Fraud and AML models offer another caution. They are essentially anomaly detectors over transaction graphs, where false positives can flood back offices and false negatives can miss coordinated attacks. Supervisors must think in terms of Type I and Type II error trade-offs, detection thresholds, and tail-risk exposure — not in narratives about “AI vigilance”.
A regulator, as a student of the statistical nature of AI, would frame policy very differently.
* Explainability would not be a story about “what the AI was thinking” but a documented chain of data transformations, feature weights, and performance metrics.
* Accountability would not mean holding “the AI” responsible but ensuring human owners of the lifecycle can trace, test, and, if necessary, kill-switch a model.
* Risk classification would be driven by variance, drift rates, and uncertainty under stress scenarios, similar to how macroprudential stress tests shock economic variables to see portfolio impact.
This shift also changes consumer protection. If a customer is denied a loan, the explanation must point to the statistical factors behind the score, not a comforting anthropomorphic metaphor about “judgement”. If a model behaves erratically in volatile markets, the supervisory question is not “why did it change its mind?” but “what shifted in the input distribution, how was it detected, and how fast did the institution act?”. Confidence intervals matter here.
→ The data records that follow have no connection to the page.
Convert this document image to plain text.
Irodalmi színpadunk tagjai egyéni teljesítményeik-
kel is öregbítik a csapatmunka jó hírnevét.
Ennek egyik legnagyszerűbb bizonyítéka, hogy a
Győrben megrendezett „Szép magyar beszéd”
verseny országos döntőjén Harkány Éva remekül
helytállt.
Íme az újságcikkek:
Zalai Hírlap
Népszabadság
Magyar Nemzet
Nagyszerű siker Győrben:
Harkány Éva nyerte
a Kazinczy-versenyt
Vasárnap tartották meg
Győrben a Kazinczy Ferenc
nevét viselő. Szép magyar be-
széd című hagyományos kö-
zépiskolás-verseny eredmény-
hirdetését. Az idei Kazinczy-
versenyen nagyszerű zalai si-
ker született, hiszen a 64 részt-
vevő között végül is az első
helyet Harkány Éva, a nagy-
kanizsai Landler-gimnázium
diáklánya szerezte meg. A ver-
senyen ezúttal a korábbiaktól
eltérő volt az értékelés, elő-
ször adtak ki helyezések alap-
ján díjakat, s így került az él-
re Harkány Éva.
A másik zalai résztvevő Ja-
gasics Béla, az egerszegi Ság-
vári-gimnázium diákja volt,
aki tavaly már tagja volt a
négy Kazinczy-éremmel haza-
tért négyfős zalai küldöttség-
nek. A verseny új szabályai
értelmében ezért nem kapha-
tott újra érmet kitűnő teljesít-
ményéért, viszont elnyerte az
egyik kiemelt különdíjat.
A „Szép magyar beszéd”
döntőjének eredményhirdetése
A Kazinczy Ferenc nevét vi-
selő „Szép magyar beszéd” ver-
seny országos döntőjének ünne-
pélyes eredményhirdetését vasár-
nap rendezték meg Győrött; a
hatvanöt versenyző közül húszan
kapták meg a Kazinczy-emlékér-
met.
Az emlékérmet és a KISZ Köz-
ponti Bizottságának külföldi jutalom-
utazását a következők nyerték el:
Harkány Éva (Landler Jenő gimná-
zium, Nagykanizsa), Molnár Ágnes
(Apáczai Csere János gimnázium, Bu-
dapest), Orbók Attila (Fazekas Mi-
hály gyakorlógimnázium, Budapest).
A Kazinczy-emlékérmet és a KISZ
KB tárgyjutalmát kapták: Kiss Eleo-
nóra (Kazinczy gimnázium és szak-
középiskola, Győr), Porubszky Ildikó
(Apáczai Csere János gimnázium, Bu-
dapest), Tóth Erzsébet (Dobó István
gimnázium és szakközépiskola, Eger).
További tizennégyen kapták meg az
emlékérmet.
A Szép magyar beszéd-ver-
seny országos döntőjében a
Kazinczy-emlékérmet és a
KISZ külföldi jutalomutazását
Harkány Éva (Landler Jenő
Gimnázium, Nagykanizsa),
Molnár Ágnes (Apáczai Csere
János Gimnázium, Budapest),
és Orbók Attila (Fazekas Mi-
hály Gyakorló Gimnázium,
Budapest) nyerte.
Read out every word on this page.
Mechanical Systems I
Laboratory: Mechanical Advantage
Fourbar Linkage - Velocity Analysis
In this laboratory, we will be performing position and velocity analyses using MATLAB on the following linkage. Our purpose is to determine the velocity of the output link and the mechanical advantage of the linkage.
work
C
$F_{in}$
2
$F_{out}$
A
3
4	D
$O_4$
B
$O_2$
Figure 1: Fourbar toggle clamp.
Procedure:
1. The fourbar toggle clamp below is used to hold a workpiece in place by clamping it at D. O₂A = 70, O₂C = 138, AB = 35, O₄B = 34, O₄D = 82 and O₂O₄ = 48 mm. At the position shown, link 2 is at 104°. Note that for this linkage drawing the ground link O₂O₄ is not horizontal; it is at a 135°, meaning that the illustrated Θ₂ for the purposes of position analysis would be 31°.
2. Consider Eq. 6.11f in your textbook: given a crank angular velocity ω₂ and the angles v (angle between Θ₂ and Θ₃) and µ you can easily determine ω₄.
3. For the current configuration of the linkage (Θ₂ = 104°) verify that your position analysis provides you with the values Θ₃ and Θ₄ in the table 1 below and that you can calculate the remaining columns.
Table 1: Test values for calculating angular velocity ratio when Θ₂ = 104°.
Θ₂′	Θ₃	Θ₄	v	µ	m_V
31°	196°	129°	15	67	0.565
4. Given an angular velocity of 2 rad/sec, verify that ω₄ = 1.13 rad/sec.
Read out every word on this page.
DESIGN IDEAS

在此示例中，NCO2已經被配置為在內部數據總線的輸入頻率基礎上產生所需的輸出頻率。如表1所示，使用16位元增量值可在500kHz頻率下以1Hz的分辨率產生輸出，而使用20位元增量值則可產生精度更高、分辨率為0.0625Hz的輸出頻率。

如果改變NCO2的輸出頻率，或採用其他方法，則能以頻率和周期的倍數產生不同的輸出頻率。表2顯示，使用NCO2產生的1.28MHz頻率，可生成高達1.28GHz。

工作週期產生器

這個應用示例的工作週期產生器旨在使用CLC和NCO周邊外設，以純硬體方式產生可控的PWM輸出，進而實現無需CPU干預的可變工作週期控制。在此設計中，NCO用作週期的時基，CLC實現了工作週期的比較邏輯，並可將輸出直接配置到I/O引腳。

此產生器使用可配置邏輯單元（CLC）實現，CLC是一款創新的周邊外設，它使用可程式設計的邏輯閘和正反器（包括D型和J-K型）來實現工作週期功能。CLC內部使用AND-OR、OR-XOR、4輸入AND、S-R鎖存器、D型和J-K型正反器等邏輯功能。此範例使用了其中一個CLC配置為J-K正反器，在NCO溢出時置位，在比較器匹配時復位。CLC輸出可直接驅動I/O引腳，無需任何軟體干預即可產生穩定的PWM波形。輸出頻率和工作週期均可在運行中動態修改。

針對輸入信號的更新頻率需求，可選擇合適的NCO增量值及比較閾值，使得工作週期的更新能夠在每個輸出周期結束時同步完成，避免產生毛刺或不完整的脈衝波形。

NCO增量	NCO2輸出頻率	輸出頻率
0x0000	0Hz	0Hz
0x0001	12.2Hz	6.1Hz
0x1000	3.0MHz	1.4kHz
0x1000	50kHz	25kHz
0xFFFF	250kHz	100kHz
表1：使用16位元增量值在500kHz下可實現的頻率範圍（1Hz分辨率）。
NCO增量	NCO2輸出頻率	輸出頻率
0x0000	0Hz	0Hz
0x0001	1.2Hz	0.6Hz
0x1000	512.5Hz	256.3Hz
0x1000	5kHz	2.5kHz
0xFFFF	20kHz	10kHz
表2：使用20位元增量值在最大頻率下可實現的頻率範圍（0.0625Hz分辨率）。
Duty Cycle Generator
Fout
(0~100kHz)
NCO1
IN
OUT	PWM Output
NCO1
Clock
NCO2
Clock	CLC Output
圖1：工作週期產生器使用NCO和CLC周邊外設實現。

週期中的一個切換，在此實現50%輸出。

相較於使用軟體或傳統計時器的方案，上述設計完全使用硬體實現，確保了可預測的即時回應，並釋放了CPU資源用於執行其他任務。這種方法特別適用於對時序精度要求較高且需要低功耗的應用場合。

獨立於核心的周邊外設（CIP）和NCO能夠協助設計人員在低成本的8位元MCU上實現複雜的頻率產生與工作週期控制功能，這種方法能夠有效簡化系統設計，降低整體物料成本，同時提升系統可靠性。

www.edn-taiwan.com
Embedding this probability-literate mindset means drafting rules that mandate measurable performance bounds, bias metrics, drift thresholds, and scenario-based robustness tests. It means mandating model cards, audit trails, and stress-scenario documentation as non-negotiable, akin to KYC or capital adequacy norms. It also means recognising systemic correlation risk: if multiple lenders adopt the same third-party model, their misclassifications will be correlated, amplifying shocks in the same way identical credit-risk models did before 2008.
The RBI’s committee report gets much right - its emphasis on governance, data controls, and systemic risk is overdue and welcome - but it is worrying when “responsible” and “ethical” are framed as if the machine itself can embody those traits. Can a probability distribution “be fair” in the moral sense, or does it merely produce outputs that meet a statistical definition of parity? Can an algorithm “act responsibly” when it has no agency, only parameters and loss functions? Who exactly is being trusted - the model, or the humans who deploy and monitor it? And if ethics are reduced to a comforting narrative about AI “doing the right thing”, how will we detect when a silent drift in data has quietly turned the right thing into the wrong one? By anthropomorphising, are we not risking the same regulatory complacency that comes from believing a glossy risk model’s output without interrogating its assumptions?
Our regulators are still early enough in their AI oversight journey to avoid the Western trap of “trust frameworks” built for imaginary digital colleagues. We can instead regulate AI for what it is — statistics in action — keeping the burden of proof and control squarely on accountable humans, and measuring outcomes in probabilities, not personalities.
We do not need to strip the romance from our conversations about technology. But we must strip it from our policy. The sooner we stop humanising algorithms, the sooner we can regulate them for what they are: probability distributions that can alter the stability and resilience of our financial system. That should be the foundation of sound, responsible, and ethical AI governance.